The administrators (Commission) emphasize that all registrants should be most conscious of their responsibilities in such situations and weigh the burden of dealing in an ethical manner with the conflict of interest problems against the advantages of acting as a director of a public company, many shareholders of which may be clients of the registrant. In this regard, the statement on conflict of duty arising out of the position of registrants acting as directors of public corporations issued by The Toronto Stock Exchange on December 5th, 1978, is called to the attention of all registrants, whether members of The Toronto Stock Exchange or not, since it defines acceptable conduct in this area.
"Every director has a fiduciary obligation not to reveal any privileged information to anyone not authorized to receive it. Not until there is full public disclosure of such data, particularly when the information might have a bearing on the market price of the securities, is a director released from the necessity of keeping information of this character to himself.
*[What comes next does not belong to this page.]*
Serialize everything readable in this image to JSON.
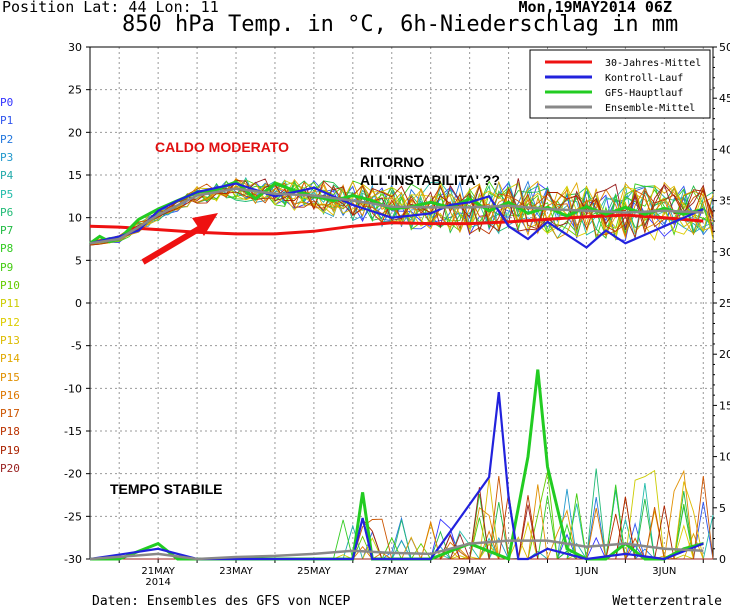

Any director of a corporation who is a partner, officer or employee of a member organization should recognize that his first responsibility in this area is to the corporation on whose board he serves. Thus, a member firm director must meticulously avoid any disclosure of inside information to his partners and employees of the firm, his customers or his research or trading departments.
Where a representative of a member organization is not a director but is acting in an advisory capacity to a company and discussing confidential matters, the ground rules should be substantially the same as those that apply to a director. Should the matter require consultation with other personnel of the organization adequate measures should be taken to guard the confidential nature of the information to prevent its misuse within or outside the member organization."
Whenever questions arise regarding the fitness for registration of individuals, the administrator (Commission) will consider the conduct of such individuals in relation to the manner in which they have complied with the standards set out above.